Page MenuHomePhabricator

Test ElasticSearch suggester to see if it meets user needs better than PrefixSearch
Closed, ResolvedPublic

Description

David wrote a cool document about using the ElasticSearch suggester: https://docs.google.com/document/d/1pn64e9Tb_ZBbR470K9dofr79yINz9Xzs8t6bVUb1yUo/edit#

There's now a demo here: https://suggesty.wmflabs.org/suggest.html

We should run a test to see if this suggester meets user needs better than the prefixsearch in the search box at the top right of pages on wikis.

Event Timeline

Deskana created this task.Jul 13 2015, 9:14 PM
Deskana raised the priority of this task from to Normal.
Deskana updated the task description. (Show Details)
Deskana added a project: Discovery.
Deskana added a subscriber: Deskana.
Restricted Application added a subscriber: Aklapper. · View Herald TranscriptJul 13 2015, 9:14 PM

meets user needs

What's the status of this metric?

What's the status of this metric?

Our goal in Q1 2015-16 is to reduce zero results rate, so that is the objective here.

Open questions:

  1. What wikis do we test this on?
  2. Do we offer users an opt out?
  3. Do we test it with some small percentage of users and compare them to the baseline?
  4. Do we test it 50/50 with existing users (i..e an A/B test) and use some data collection to figure out which is best?
  5. How quickly can we turn it off if it's not working?

More far-reaching questions:

  1. Why don't we just try this in the Android app? We could create this as an API and try it there.

Here's an example of A/B testing in the Android app: https://gerrit.wikimedia.org/r/#/c/218983/

dcausse added a subscriber: dcausse.EditedJul 14 2015, 9:26 AM

Just to add a bit more context to this task.

The Completion suggester described in the document won't work well out of the box and what I did is a rough prototype.
I think there is several tasks to do before doing a live test.

1. Scoring
Suggestions are sorted by a score computed at index time. Today I just computed a very basic composite score on data available in the dump:

  • number of incoming links
  • number of external links
  • page size
  • number of headings
  • number of redirects
  • penalty factor on disambiguation pages

Unfortunately none of those will allow us to score pages "correctly". Weighting higher the number of incoming links seems to be the best trade-off. But some pages have a very high number of incoming links (i.e. dates) and do not deserve being ranked so high. I think we should investigate adding a new score component that is related to the number of pageview statistics (https://dumps.wikimedia.org/other/pagecounts-raw/).

2. Analyzers
The prototype was configured with a very basic analysis chain.

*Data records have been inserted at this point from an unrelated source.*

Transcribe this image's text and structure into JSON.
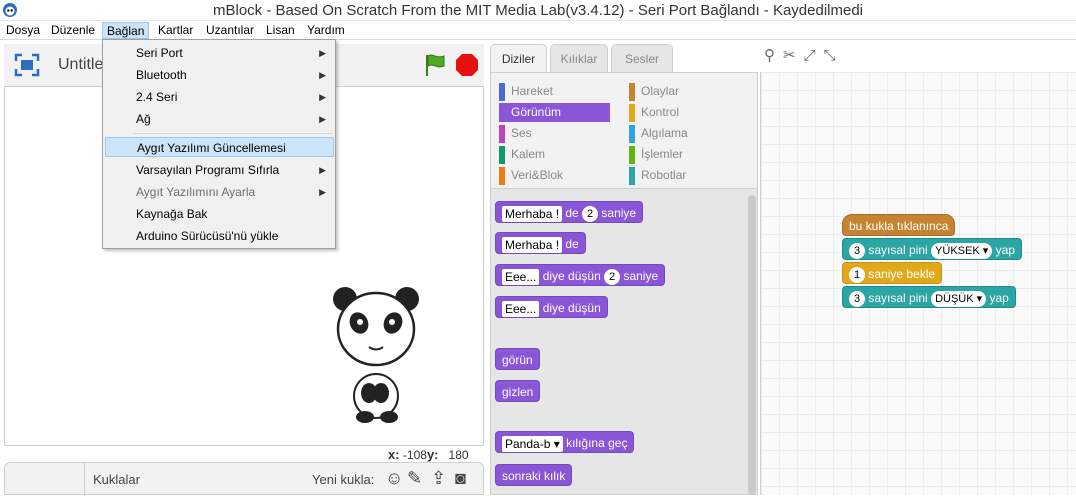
{
  "window": {
    "title": "mBlock - Based On Scratch From the MIT Media Lab(v3.4.12) - Seri Port Bağlandı - Kaydedilmedi"
  },
  "menubar": {
    "items": [
      "Dosya",
      "Düzenle",
      "Bağlan",
      "Kartlar",
      "Uzantılar",
      "Lisan",
      "Yardım"
    ]
  },
  "dropdown": {
    "items": [
      {
        "label": "Seri Port",
        "submenu": true
      },
      {
        "label": "Bluetooth",
        "submenu": true
      },
      {
        "label": "2.4 Seri",
        "submenu": true
      },
      {
        "label": "Ağ",
        "submenu": true
      },
      {
        "label": "Aygıt Yazılımı Güncellemesi",
        "submenu": false
      },
      {
        "label": "Varsayılan Programı Sıfırla",
        "submenu": true
      },
      {
        "label": "Aygıt Yazılımını Ayarla",
        "submenu": true
      },
      {
        "label": "Kaynağa Bak",
        "submenu": false
      },
      {
        "label": "Arduino Sürücüsü'nü yükle",
        "submenu": false
      }
    ]
  },
  "stage": {
    "title": "Untitled",
    "x_label": "x:",
    "x_value": "-108",
    "y_label": "y:",
    "y_value": "180"
  },
  "sprites": {
    "label": "Kuklalar",
    "new_sprite_label": "Yeni kukla:"
  },
  "tabs": [
    "Diziler",
    "Kılıklar",
    "Sesler"
  ],
  "categories": [
    {
      "label": "Hareket",
      "color": "#4a6cd4"
    },
    {
      "label": "Olaylar",
      "color": "#c88330"
    },
    {
      "label": "Görünüm",
      "color": "#8a55d7"
    },
    {
      "label": "Kontrol",
      "color": "#e1a91a"
    },
    {
      "label": "Ses",
      "color": "#bb42c3"
    },
    {
      "label": "Algılama",
      "color": "#2ca5e2"
    },
    {
      "label": "Kalem",
      "color": "#0e9a6c"
    },
    {
      "label": "İşlemler",
      "color": "#5cb712"
    },
    {
      "label": "Veri&Blok",
      "color": "#ee7d16"
    },
    {
      "label": "Robotlar",
      "color": "#2ca5a5"
    }
  ],
  "palette_blocks": {
    "say_for": {
      "text": "Merhaba !",
      "word": "de",
      "num": "2",
      "tail": "saniye"
    },
    "say": {
      "text": "Merhaba !",
      "word": "de"
    },
    "think_for": {
      "text": "Eee...",
      "word": "diye düşün",
      "num": "2",
      "tail": "saniye"
    },
    "think": {
      "text": "Eee...",
      "word": "diye düşün"
    },
    "show": "görün",
    "hide": "gizlen",
    "switch_costume": {
      "value": "Panda-b",
      "word": "kılığına geç"
    },
    "next_costume": "sonraki kılık"
  },
  "script": {
    "hat": "bu kukla tıklanınca",
    "b1": {
      "num": "3",
      "text": "sayısal pini",
      "drop": "YÜKSEK",
      "tail": "yap"
    },
    "b2": {
      "num": "1",
      "text": "saniye bekle"
    },
    "b3": {
      "num": "3",
      "text": "sayısal pini",
      "drop": "DÜŞÜK",
      "tail": "yap"
    }
  }
}
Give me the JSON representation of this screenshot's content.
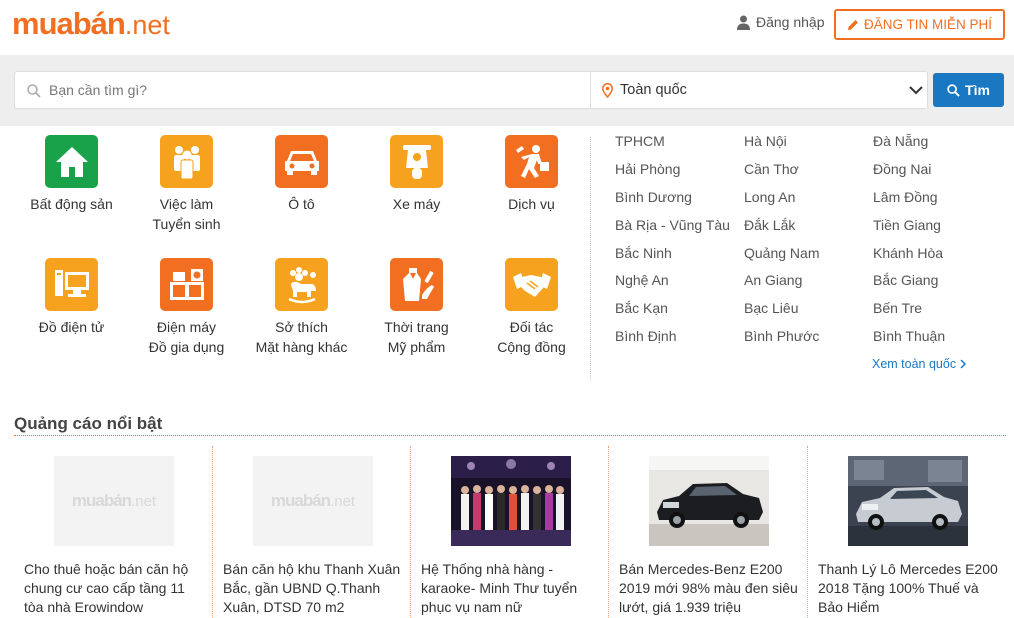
{
  "header": {
    "logo_main": "muabán",
    "logo_net": ".net",
    "login_label": "Đăng nhập",
    "post_label": "ĐĂNG TIN MIỄN PHÍ"
  },
  "search": {
    "placeholder": "Bạn cần tìm gì?",
    "location": "Toàn quốc",
    "button_label": "Tìm"
  },
  "categories": [
    {
      "line1": "Bất động sản",
      "line2": "",
      "icon": "house-icon",
      "color": "#19a24a"
    },
    {
      "line1": "Việc làm",
      "line2": "Tuyển sinh",
      "icon": "people-icon",
      "color": "#f6a21e"
    },
    {
      "line1": "Ô tô",
      "line2": "",
      "icon": "car-icon",
      "color": "#f26f21"
    },
    {
      "line1": "Xe máy",
      "line2": "",
      "icon": "scooter-icon",
      "color": "#f6a21e"
    },
    {
      "line1": "Dịch vụ",
      "line2": "",
      "icon": "service-man-icon",
      "color": "#f26f21"
    },
    {
      "line1": "Đồ điện tử",
      "line2": "",
      "icon": "computer-icon",
      "color": "#f6a21e"
    },
    {
      "line1": "Điện máy",
      "line2": "Đồ gia dụng",
      "icon": "appliance-icon",
      "color": "#f26f21"
    },
    {
      "line1": "Sở thích",
      "line2": "Mặt hàng khác",
      "icon": "hobby-icon",
      "color": "#f6a21e"
    },
    {
      "line1": "Thời trang",
      "line2": "Mỹ phẩm",
      "icon": "fashion-icon",
      "color": "#f26f21"
    },
    {
      "line1": "Đối tác",
      "line2": "Cộng đồng",
      "icon": "handshake-icon",
      "color": "#f6a21e"
    }
  ],
  "cities": [
    "TPHCM",
    "Hà Nội",
    "Đà Nẵng",
    "Hải Phòng",
    "Cần Thơ",
    "Đồng Nai",
    "Bình Dương",
    "Long An",
    "Lâm Đồng",
    "Bà Rịa - Vũng Tàu",
    "Đắk Lắk",
    "Tiền Giang",
    "Bắc Ninh",
    "Quảng Nam",
    "Khánh Hòa",
    "Nghệ An",
    "An Giang",
    "Bắc Giang",
    "Bắc Kạn",
    "Bạc Liêu",
    "Bến Tre",
    "Bình Định",
    "Bình Phước",
    "Bình Thuận"
  ],
  "see_all": "Xem toàn quốc",
  "featured": {
    "title": "Quảng cáo nổi bật",
    "ads": [
      {
        "title": "Cho thuê hoặc bán căn hộ chung cư cao cấp tầng 11 tòa nhà Erowindow",
        "image": "placeholder-logo",
        "logo_main": "muabán",
        "logo_net": ".net"
      },
      {
        "title": "Bán căn hộ khu Thanh Xuân Bắc, gần UBND Q.Thanh Xuân, DTSD 70 m2",
        "image": "placeholder-logo",
        "logo_main": "muabán",
        "logo_net": ".net"
      },
      {
        "title": "Hệ Thống nhà hàng - karaoke- Minh Thư tuyển phục vụ nam nữ",
        "image": "group-photo"
      },
      {
        "title": "Bán Mercedes-Benz E200 2019 mới 98% màu đen siêu lướt, giá 1.939 triệu",
        "image": "black-car-photo"
      },
      {
        "title": "Thanh Lý Lô Mercedes E200 2018 Tặng 100% Thuế và Bảo Hiểm",
        "image": "silver-car-photo"
      }
    ]
  },
  "colors": {
    "brand_orange": "#f26f21",
    "accent_yellow": "#f6a21e",
    "green": "#19a24a",
    "link_blue": "#1a78c2"
  }
}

Depending on the language we should configure it correctly.

3. Multiple suggestions
Suggestion are returned according to their computed weight. If you enable fuzzy searches, pages that have a lot of typos won't be scored lower than the ones that match perfectly. The solution I tested is to run multiple suggestions at the same time :

  • exact
  • fuzzy with a penalty factor of 0.2
  • exact (stop words filtered) with a penalty factor of 0.3
  • fuzzy (stop words filtered) with a penalty factor of 0.1

The multiple suggestions are aggregated on the backend (HTML page in the proto) and the top 10 suggestions will be sent back to the client.
I think there is some work here also: evaluate the best combination of suggestions and penalty factors. Something that would be nice also is a kind of "cutoff": i.e. when I type a typo I may want to see only the "best" suggestions and filter pages that have a very low score.

4. Redirects
Some pages have a lot of redirects (https://en.wikipedia.org/wiki/United_States?action=cirrusdump):

  • If I type "Un" I think United States can be in the top 10 suggestions because of its high score.
  • But if I type "Ya" I think it's not fair to suggest "Yankee land" in the top 10 (yankee land redirects to United States).

What I tried is to group redirects of a single page into "similar" groups and apply a penalty factor if the group is "far" (levenshtein distance) from the "official page name".
This is very hazardous and deserves a lot more work.
Another problem of redirects in existing popular wikis is that they contain already typos:

  • Jurrassic Park redirects to Jurassic Park
  • Airton Senna redirects to Ayrton Senna

Redirects seem to be a tool used by the community to allow "fuzzy suggestions" today.
I really don't know how to deal with that, suggesting something with a typo is not ideal... Can we curate data with wikidata?

5. It's not scrollable
Prefix search results are scrollable (I think), Suggestions are not scrollable by nature. Google shows only the top 4 and I think there is good reasons for that.

You can have a look here: https://github.com/nomoa/suggester-prototype/
(Sorry this is very quick and dirty)

Deskana updated the task description. (Show Details)Sep 1 2015, 6:57 PM
Deskana set Security to None.
EBernhardson closed this task as Resolved.Sep 29 2016, 4:10 PM
EBernhardson claimed this task.
EBernhardson added a subscriber: EBernhardson.

We built, tested, and deployed this feature. seems resolved.